A sobremesa chega, finalmente encerrando o assunto, quando Sofia se distrai explicando a receita siciliana para os outros convidados.
Alguns minutos depois, quando o jantar finalmente chega ao fim, Ettore e eu somos dois dos primeiros a se levantarem.
Nos sentamos em uma das poltronas, num canto mais afastado do salão, mas não demora para que Sofia se aproxime novamente.
Ettore e eu trocamos um olhar que resume o mesmo pensamento: estamos encrencados.
— Então, crianças — ela começa, sentando-se na poltrona à nossa frente. — Quero saber como vocês dois se conheceram.
Olho para Ettore, sem saber o que dizer. Qual versão devemos contar? A social, a ensaiada, ou a verdadeira?
— Na universidade — ele responde simplesmente.
Sofia revira os olhos, impaciente.
— Isso já ouvi, menino — ela diz, revirando os olhos. — Quero saber a história completa, os detalhes, não esse resumo sem graça que vocês contam para os jornais.
Ettore se mexe desconfortavelmente ao meu lado, atraindo minha atenção. Olho para ele e vejo o azul dos seus olhos escurecer levemente, como sempre acontece quando está perdido em pensamentos.
— Foi em um café — começo, surpreendendo a mim mesma com a vontade de falar. — Perto do campus.
Enquanto começo a contar, a memória surge em minha mente, tão vívida quanto no dia em que aconteceu…
“Bolonha, Itália — Cinco anos atrás”
A cafeteria está lotada, o que parece comum para essa hora da manhã.
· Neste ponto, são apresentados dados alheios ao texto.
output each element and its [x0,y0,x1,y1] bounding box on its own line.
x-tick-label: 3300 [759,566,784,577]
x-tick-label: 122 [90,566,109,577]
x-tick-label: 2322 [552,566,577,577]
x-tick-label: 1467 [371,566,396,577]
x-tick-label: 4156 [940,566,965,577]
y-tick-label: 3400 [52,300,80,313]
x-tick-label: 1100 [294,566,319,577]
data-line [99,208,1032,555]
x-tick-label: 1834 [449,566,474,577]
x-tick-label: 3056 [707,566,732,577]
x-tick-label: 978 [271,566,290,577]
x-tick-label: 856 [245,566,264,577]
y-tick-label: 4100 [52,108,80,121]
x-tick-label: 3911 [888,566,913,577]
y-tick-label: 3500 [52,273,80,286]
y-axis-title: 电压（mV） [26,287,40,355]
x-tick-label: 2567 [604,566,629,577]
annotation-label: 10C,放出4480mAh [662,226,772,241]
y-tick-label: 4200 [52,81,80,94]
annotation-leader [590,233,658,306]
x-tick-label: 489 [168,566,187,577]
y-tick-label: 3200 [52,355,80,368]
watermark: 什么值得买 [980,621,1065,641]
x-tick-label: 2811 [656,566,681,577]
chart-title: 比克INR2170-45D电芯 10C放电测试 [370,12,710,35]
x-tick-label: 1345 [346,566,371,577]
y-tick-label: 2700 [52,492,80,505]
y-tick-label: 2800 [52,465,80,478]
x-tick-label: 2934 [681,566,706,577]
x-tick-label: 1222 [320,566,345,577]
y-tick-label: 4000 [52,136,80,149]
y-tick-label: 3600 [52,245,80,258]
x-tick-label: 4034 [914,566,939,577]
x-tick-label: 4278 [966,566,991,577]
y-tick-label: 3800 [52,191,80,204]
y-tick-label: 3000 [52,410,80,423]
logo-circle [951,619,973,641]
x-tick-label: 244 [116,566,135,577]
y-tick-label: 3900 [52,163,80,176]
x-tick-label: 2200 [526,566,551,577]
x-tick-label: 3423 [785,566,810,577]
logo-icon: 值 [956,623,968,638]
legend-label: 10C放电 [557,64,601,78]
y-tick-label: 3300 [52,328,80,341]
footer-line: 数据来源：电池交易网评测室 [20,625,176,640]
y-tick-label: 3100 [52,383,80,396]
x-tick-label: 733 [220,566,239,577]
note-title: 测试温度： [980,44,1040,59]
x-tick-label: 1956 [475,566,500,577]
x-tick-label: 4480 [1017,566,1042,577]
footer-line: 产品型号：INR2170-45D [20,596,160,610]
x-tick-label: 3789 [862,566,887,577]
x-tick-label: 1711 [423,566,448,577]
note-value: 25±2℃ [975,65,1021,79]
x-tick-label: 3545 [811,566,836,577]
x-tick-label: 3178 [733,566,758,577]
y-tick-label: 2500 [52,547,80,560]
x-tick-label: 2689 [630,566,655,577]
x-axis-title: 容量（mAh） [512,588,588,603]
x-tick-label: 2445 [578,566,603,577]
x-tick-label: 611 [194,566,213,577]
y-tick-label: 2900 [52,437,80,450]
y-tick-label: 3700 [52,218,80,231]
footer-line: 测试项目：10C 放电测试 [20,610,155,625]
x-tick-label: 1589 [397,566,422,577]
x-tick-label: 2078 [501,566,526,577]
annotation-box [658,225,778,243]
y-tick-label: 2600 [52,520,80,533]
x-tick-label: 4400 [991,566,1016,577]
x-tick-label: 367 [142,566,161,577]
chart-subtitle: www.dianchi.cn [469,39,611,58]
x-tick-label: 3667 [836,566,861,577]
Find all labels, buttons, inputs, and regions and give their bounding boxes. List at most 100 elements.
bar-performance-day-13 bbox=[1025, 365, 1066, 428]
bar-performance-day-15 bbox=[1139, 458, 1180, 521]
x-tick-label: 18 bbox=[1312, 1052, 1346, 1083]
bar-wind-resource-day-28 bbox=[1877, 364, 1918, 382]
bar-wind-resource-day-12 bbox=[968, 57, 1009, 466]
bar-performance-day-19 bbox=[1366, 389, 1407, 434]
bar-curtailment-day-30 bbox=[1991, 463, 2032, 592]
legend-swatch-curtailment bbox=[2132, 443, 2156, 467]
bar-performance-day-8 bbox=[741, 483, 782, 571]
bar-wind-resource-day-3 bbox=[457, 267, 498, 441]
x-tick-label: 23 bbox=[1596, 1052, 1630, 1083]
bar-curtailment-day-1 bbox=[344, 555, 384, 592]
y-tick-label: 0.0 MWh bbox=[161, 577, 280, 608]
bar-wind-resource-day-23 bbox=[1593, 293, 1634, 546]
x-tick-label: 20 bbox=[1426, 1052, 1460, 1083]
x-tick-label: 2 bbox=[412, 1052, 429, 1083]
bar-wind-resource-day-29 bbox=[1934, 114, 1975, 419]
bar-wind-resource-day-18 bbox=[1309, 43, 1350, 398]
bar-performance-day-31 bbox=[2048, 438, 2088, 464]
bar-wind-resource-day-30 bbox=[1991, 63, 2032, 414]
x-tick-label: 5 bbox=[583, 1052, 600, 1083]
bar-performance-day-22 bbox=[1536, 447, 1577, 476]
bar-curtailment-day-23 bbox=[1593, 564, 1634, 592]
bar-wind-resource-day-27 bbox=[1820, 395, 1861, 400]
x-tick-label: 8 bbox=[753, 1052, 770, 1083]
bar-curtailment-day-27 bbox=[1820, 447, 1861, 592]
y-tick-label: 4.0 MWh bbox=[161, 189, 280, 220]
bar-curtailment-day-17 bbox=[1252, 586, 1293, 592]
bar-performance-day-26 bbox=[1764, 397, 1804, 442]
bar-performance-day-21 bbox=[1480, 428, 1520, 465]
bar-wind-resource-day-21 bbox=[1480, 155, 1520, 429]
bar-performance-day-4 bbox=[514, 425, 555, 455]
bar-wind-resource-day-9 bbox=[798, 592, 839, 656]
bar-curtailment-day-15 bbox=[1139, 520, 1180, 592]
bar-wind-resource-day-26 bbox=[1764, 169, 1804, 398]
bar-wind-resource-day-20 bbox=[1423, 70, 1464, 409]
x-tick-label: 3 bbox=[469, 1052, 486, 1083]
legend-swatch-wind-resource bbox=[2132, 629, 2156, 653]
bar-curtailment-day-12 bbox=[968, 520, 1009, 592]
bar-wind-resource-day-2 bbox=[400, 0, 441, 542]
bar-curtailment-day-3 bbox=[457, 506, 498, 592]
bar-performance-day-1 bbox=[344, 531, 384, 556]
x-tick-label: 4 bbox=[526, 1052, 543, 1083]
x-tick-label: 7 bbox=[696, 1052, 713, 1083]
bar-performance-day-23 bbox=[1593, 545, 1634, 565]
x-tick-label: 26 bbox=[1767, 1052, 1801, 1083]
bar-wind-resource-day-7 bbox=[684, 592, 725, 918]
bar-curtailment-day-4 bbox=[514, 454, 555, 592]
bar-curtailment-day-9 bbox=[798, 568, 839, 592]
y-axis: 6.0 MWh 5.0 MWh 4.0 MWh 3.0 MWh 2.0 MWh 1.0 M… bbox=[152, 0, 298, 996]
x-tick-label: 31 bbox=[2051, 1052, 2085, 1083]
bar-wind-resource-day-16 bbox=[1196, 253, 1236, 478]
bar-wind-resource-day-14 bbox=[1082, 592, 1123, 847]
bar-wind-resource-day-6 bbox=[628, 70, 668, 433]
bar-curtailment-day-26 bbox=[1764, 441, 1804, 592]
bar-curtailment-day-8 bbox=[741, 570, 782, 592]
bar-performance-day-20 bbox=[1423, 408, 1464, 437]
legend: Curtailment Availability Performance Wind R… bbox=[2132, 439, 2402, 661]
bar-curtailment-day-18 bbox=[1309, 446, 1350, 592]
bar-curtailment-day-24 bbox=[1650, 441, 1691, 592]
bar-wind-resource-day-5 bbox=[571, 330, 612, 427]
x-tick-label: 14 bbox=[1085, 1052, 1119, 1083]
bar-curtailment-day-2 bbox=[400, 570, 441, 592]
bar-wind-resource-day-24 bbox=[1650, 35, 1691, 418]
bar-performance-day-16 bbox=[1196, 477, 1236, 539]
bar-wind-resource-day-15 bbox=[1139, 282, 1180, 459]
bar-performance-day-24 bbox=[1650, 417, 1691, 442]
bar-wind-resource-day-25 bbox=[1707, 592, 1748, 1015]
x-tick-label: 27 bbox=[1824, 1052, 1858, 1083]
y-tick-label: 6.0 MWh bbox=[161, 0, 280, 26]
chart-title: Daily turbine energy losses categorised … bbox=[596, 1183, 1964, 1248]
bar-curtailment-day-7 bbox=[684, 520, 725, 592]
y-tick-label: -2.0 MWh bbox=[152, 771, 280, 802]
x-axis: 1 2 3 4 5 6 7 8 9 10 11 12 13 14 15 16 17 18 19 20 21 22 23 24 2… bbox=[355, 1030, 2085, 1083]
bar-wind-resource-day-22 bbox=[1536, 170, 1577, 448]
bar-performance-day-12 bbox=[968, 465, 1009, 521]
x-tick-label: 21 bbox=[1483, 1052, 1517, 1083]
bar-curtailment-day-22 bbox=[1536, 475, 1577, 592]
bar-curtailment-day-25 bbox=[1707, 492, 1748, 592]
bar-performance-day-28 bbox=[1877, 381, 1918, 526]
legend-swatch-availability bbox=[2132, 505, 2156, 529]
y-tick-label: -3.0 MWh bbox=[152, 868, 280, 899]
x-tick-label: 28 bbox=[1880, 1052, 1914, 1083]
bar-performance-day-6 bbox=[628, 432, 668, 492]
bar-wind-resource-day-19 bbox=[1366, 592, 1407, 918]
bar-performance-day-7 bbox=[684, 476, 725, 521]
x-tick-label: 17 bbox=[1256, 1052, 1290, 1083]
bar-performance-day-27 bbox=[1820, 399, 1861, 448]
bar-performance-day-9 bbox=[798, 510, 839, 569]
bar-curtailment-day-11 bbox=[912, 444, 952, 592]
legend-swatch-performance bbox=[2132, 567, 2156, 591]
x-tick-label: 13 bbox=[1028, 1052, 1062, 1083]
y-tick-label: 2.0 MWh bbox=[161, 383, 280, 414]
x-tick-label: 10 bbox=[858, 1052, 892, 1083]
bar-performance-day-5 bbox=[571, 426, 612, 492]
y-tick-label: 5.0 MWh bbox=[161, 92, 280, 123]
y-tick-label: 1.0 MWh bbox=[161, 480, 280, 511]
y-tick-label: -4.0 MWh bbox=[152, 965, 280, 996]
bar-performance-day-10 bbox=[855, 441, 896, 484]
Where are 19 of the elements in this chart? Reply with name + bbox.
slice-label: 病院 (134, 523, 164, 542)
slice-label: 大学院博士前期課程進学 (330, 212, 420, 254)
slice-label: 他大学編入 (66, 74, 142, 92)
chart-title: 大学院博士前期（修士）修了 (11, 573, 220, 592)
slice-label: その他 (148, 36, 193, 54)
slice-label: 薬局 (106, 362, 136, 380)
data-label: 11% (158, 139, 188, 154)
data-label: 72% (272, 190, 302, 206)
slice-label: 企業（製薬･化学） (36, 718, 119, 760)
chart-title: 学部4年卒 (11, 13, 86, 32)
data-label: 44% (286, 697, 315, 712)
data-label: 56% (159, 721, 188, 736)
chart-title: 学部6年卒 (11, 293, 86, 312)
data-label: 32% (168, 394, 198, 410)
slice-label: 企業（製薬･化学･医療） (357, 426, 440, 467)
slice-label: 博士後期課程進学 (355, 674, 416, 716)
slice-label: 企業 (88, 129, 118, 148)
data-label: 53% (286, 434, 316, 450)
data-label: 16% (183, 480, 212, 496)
Os pedidos são servidos lentamente, e, a cada minuto que passa, o horário da minha primeira aula se aproxima.
Ele abre a boca para responder, mas é interrompido por outro barista.
— Latte com caramelo para Liz Montesi!
O olhar dele muda instantaneamente. Por um momento, parece surpreso. Então, ele sorri como se estivesse se divertindo.
— Está explicado seu atrevimento — ele comenta, pegando o copo com seu nome. — Uma Montesi sempre se metendo onde não é chamada.
— E um Bianchi sempre achando que é melhor que todos. Clássico — rebato, caminhando para pegar meu café.
Quando passo por ele, seu perfume atinge meu nariz. Algo amadeirado e exclusivamente dele, que, irritantemente, é inebriante.
— Até amanhã, Montesi — ele diz, irônico, levantando seu copo de café.
— Duvido muito, Bianchi — respondo, me virando para sair, com a sensação de que acabei de começar algo que está longe de terminar.
****
Volto ao presente com o gosto agridoce daquela lembrança. Foi naquela manhã que minha vida começou a mudar.
— Então foi ódio à primeira vista? — Sofia pergunta, com um sorriso, encantada com a história.
— Não diria ódio — Ettore responde, mantendo o olhar fixo em mim. — Apenas… um mau começo.
— E como isso mudou? — Ela se inclina para frente, realmente interessada. — Como esse mau começo se tornou… isso?